I attended Digital Summit Atlanta on May on May 24th and May 25th 2016 and I had a couple of takeaways that I feel relate Improvisation to the land of UX and Design.
The first takeaway was related to the excellent talk given by Austin Knight titled “Design is Not Art”. The original blog post that became the talk is here:
Austin’s talk went over the key differences between Art and Design but what really caught my “Improviser’s mind” was the last part of the talk that started off by talking about “The Death of the Ego”. And as Austin writes in his original post that lead to his talk…
“While the differences between design and art are interesting, they aren’t the key take-away here. Rather, from my point of view, the most important learning is that ego has no place in design.”
Austin then goes on to talk about the “humble designer” and lists a few things about the humble designer.
- Humble designers create things that exist ouside of themselves. The design is about the user, not the designer.
- In order to create a product that properly serves its purpose, the design must be adequately informed by outside data. Designers don’t magically create masterpieces; they collect and interpret information that empowers them to create masterpieces. Design is not a talent; it’s a skill.
- Designers must leverage creativity in a thoughtful way, so that the design can better serve its purpose. The design should be built with intent; there should be reason and justification behind the decisions made.
All 3 items in the list above most definitely relate to Improvisers and how they approach their work. Improvisers are trained to not have to think but do and not let their egos get in the way. I’d like to relate Austin’s list above to Improvisers and how they work.
- Humble improvisers create outside of themselves with their fellow improvisers. The scene is about what’s going on between the characters not what the improviser thinks they need to do to look cool/funny/interesting to the audience.
- In order for an improviser to create they need input from their fellow improvisers. Together they build a scene line by line. This is what improvisers are trained to do. Improvisers collect and interpret information so they can add new information and advance the scene in new, interesting and often, unexpected ways.
- Improvisers have to be ready to justify new information. Things can happen out of nowhere that can change the dynamic of a scene in an instant. It forces them to be nimble AND creative. However, if they let their ego take over and think that they’re idea is the most important new information will be brushed aside and the new idea offered will never be explored and die.
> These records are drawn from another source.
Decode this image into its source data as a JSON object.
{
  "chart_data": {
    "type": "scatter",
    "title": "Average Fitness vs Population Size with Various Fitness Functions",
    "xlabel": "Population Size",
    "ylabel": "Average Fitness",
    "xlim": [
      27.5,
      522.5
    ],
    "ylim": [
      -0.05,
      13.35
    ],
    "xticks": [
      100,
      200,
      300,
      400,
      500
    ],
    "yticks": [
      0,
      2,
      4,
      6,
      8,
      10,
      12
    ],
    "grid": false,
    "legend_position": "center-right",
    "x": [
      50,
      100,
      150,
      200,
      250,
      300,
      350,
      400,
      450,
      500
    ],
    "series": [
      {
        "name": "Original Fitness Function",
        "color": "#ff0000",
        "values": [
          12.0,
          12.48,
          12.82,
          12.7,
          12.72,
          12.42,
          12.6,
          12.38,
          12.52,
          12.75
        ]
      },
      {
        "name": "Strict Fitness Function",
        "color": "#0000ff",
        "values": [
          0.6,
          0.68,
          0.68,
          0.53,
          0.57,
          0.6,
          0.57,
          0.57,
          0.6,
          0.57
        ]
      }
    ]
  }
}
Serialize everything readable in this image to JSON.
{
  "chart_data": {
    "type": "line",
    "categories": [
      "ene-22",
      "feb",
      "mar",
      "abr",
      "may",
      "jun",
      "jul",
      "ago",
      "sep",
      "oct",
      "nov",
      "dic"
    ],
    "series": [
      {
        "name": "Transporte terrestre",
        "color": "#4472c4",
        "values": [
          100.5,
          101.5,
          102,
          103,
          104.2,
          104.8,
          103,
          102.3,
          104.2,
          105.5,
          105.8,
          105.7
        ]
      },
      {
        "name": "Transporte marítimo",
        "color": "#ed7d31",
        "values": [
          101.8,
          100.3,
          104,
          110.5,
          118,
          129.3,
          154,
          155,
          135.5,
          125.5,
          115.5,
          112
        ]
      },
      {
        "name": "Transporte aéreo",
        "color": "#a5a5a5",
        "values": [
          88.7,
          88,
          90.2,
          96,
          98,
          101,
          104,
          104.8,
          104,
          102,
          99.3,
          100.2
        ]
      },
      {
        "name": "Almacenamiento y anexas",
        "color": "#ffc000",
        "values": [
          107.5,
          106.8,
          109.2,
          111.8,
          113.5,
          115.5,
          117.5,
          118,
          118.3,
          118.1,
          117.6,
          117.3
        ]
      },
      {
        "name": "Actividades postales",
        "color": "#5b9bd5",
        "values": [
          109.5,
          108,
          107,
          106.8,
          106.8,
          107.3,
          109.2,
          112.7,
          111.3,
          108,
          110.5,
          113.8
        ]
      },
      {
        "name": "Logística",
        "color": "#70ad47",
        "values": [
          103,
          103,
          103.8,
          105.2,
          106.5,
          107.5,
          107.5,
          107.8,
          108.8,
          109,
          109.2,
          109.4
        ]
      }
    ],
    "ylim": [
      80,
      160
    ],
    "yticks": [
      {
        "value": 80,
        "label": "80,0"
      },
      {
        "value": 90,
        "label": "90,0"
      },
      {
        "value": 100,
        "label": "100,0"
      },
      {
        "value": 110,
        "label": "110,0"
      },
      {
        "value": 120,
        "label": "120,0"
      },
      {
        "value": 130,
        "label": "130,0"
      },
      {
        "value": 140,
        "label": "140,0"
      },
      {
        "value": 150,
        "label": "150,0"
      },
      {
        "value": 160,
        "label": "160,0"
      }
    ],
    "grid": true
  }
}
So improvisers are continually training themselves to be able to let go of their ego. It’s not something we normally think of in our day to day jobs. I’m completely guilty of it too. I’ve worked on wireframes and other designs that I thought were great only to have them picked apart during a review session. Usually when that has happened it’s because I wasn’t thinking as much about the user as I was about how I would want the interface to work.
I believe that all of us working in UX can benefit by making improv exercises a part of our daily routine. They can be included at the start of meetings, just for fun at the end of the work day or send everyone out to classes and bring that new knowledge and mindset back. BUT you have to practice it daily or it won’t become a part of you and how you think, operate and treat other people.
So thank you Austin for your great talk and stressing the importance of trying to be ego free and humble when we do our work.